Sunday, October 12, 2014

Parenting, Like Whoa

Just now I was sitting on the couch. I am currently in the midst of a church sabbatical. Which is a dressed up way of saying I'm not going. There are many issues here. We'll wait and explore those another day. Get excited.

Anyway, Emily was playing outside and came in with her stroller. She said, "I was just pretending that my little girl had a bad attitude at the park." Interesting... So, I said, "Oh, I'm sorry to hear that. Did you give her a consequence?" She cut her eyes at me and said, "NO!" To which I replied, "Well, how is she going to learn her lesson?" To which she answered, "I decided to show her grace." Then she burst out laughing.

This is where parenting finds me most days.

Every stage of parenting is so different. In some ways, when you enter a new phase, it's like traveling to a foreign country. And you are stuck trying to figure out the language and the customs all over again. For someone like me, who is pro status-quo, I never handle these transitions well. In fact, we are usually halfway through a phase before I even realize what's happening.

We are in a new stage around here. And, let me say right up front, that I really, really like it! Y'all know the baby/toddler days were super hard for me. I feel like I'm in my wheelhouse right here. Soon, my oldest will be an adolescent and I will be left flailing again. But, for now? Big Dan and I are both REALLY enjoying hanging out with our kids.

The challenges though, are many. And mostly, it's because I feel like the real work of pointing my kids towards Christ begins now. As I work through my own issues with performance and works (see note about church drop-out above) I am aware of all the times I emphasize "good behavior" to my kids. And this is the rub. Because, make no mistake. I absolutely expect my kids to behave at school. To follow the rules, to be respectful, and to be kind to their friends. I struggle with people who think rules for kids are too confining. The thing is, we are not alone here on planet earth. Our actions and choices ALWAYS effect those around us. When my behavior negatively effects those around me FOR ANY REASON, it should give me pause.

When my kids are annoying each other in the backseat of the car it goes something like this: Kid 1 is singing or making weird noises. Kid 2 comes unglued over the noises. Kid 2 asks Kid 1 to stop. Kid 1 does not. Kid 2 tattles. (If I were reading this on someone else's blog and I knew their kids, I'd be dying to figure out who was who. Please note: it goes either way all.the.time.) When I reprimand Kid 1 there is usually an answer of "But I'm only singing/humming/popping my cheek/reciting stats/etc. ad nauseum. And really, they are right. It's probably not a big deal. But, the thing I keep coming back to is, if it is bothering the other person, think of them. Think of how you feel when you are the one being annoyed. Then, maybe, consider putting their needs ahead of your own. (As if noise making is a need...)

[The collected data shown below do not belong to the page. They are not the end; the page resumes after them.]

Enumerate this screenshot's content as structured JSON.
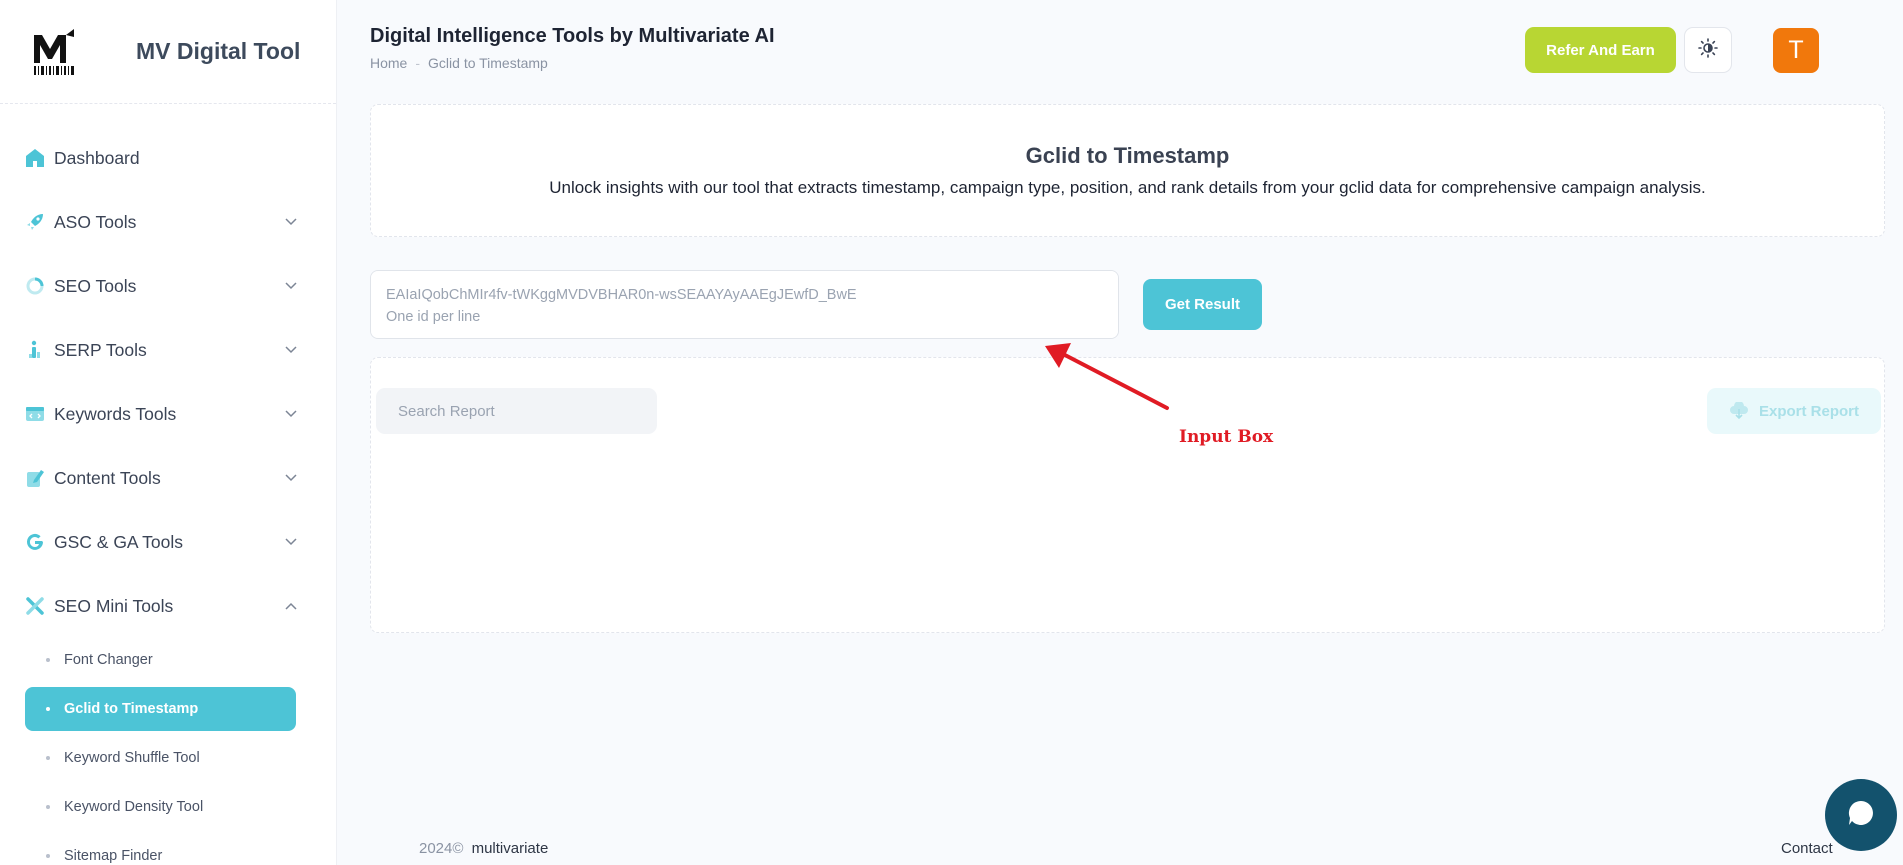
{
  "brand": {
    "title": "MV Digital Tool",
    "logo_icon": "mv-logo-icon"
  },
  "sidebar": {
    "items": [
      {
        "label": "Dashboard",
        "icon": "home-icon",
        "color": "#4dc4d6"
      },
      {
        "label": "ASO Tools",
        "icon": "rocket-icon",
        "color": "#4dc4d6"
      },
      {
        "label": "SEO Tools",
        "icon": "donut-chart-icon",
        "color": "#4dc4d6"
      },
      {
        "label": "SERP Tools",
        "icon": "person-info-icon",
        "color": "#4dc4d6"
      },
      {
        "label": "Keywords Tools",
        "icon": "browser-code-icon",
        "color": "#4dc4d6"
      },
      {
        "label": "Content Tools",
        "icon": "edit-document-icon",
        "color": "#4dc4d6"
      },
      {
        "label": "GSC & GA Tools",
        "icon": "google-icon",
        "color": "#4dc4d6"
      },
      {
        "label": "SEO Mini Tools",
        "icon": "tools-cross-icon",
        "color": "#4dc4d6"
      }
    ],
    "sub_items": [
      {
        "label": "Font Changer"
      },
      {
        "label": "Gclid to Timestamp",
        "active": true
      },
      {
        "label": "Keyword Shuffle Tool"
      },
      {
        "label": "Keyword Density Tool"
      },
      {
        "label": "Sitemap Finder"
      }
    ]
  },
  "header": {
    "title": "Digital Intelligence Tools by Multivariate AI",
    "breadcrumb": [
      "Home",
      "Gclid to Timestamp"
    ],
    "refer_label": "Refer And Earn",
    "refer_color": "#b8d633",
    "theme_icon": "sun-icon",
    "avatar_letter": "T",
    "avatar_color": "#f1780c"
  },
  "intro": {
    "title": "Gclid to Timestamp",
    "description": "Unlock insights with our tool that extracts timestamp, campaign type, position, and rank details from your gclid data for comprehensive campaign analysis."
  },
  "input": {
    "placeholder": "EAIaIQobChMIr4fv-tWKggMVDVBHAR0n-wsSEAAYAyAAEgJEwfD_BwE\nOne id per line",
    "value": ""
  },
  "actions": {
    "get_result_label": "Get Result",
    "accent": "#4dc4d6"
  },
  "report": {
    "search_placeholder": "Search Report",
    "export_label": "Export Report",
    "export_icon": "cloud-download-icon"
  },
  "annotation": {
    "label": "Input Box",
    "color": "#e01b24"
  },
  "footer": {
    "copyright": "2024©",
    "brand": "multivariate",
    "contact": "Contact",
    "chat_icon": "chat-bubble-icon"
  }
}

So, yes to the thinking of others and following the rules.


I have two performing, rule-following kids. And I know that I have taught them by my actions that they are more acceptable to me when they are "good". And this makes me so sad. In case you were hoping that I give you the magic formula for walking this line, I'm not gonna. Because I have no idea. I want my kids to know that messing up and making mistakes (sometimes big ones) is a part of life. I want them to know that "being good" is not the goal. But man, this is hard to teach when, at my core, I am still struggling to believe it.

I keep asking God to show me when I blow it. And mostly, what He has led me to do in these moments is apologize. Name what I think has happened between us. This happened just the other day. I shut down a sad moment for one of my children because I didn't want them to make a scene. By that evening, I knew I had really messed up. So, I called both kids to me and told them that I thought there were probably times when I made them feel like it wasn't ok to be sad. I told them I was sorry about making them feel that way. Then, we talked specifics. With the child who was sad, I explained that just expressing all the sadness didn't always work in the moment. What could we do instead?

After that conversation the "flow" between both kids and I was so much better. It was like something that had clogged the lines between us had been cleared. Don't we all just want to know that someone gets it?

There are going to be days when my interactions with my kids look nothing like this. This was a pure act of God. In my flesh, I am a task master.

I think Emily might have been sending me a message today!


Beth Winn said...

Just got caught up reading your posts. Our children could save $$ if they just did a group therapy session together....Davis and I had a conversation the other day and I think the theme of it was that I was bossy and not nice....I apologize weekly for being grumpy. Now I must apologize for being bossy as well. At least , they will learn the lesson "adults aren't perfect" at an early age!

khull05 said...

Haha! Yes! Some days I get brave and ask them what I could be doing better. Some days they offer their opinion without being asked!

This is not a business for the faint of heart!